Por su parte, Quentin bateó para un promedio de .236 con 21 cuadrangulares y 56 carreras producidas en 99 partidos al tiempo que sufría una inflamación en la planta del pie izquierdo, que lo llevó a la lista de lesionados del 29 de mayo al 19 de julio.
Quentin sorprendió a la directiva y aficionados en el 2008, cuando en su debut en el sur de la ciudad, bateó para .288 con 36 jonrones, además, impulsó 100 carreras; por ahora, el zurdo John Danks, es el único jugador de Medias Blancas que sigue en arbitraje salarial.
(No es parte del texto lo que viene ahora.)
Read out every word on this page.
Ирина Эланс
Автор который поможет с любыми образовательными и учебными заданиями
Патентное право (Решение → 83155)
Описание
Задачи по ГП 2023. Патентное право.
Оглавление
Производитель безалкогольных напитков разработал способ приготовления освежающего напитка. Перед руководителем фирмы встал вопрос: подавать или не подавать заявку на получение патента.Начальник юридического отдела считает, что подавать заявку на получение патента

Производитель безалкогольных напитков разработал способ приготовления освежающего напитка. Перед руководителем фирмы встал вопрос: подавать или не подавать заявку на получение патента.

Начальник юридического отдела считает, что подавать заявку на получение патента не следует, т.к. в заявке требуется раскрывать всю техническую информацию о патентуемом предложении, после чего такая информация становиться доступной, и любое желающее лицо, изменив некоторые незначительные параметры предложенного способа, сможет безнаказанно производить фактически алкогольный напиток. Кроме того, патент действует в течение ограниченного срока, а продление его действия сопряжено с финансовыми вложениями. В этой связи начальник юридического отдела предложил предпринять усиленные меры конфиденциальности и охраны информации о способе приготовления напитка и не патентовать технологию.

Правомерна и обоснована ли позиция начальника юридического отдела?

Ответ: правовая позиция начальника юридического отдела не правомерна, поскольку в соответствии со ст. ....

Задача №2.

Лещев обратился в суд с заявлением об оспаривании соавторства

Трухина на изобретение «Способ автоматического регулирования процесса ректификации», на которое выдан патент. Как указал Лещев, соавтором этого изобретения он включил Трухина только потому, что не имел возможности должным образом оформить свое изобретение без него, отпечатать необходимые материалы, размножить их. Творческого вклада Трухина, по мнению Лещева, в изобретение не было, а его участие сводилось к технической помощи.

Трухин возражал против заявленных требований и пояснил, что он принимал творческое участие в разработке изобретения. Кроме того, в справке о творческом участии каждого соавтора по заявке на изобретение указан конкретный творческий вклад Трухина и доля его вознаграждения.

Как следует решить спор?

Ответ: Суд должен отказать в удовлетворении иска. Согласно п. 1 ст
El caso más interesante en las Grandes Ligas, en lo que a arbitraje salarial se refiere, es el de Tim Lincecum, serpentinero de los Gigantes, quien ganó dos veces el premio Cy Young de la Liga Nacional y en las últimas dos temporadas, ganó 33 juegos y perdió solo 12, por lo que su salario de 650 mil dólares resultó una ganga para el equipo, pero este año, se pronostica que ganará más de 10 millones de dólares.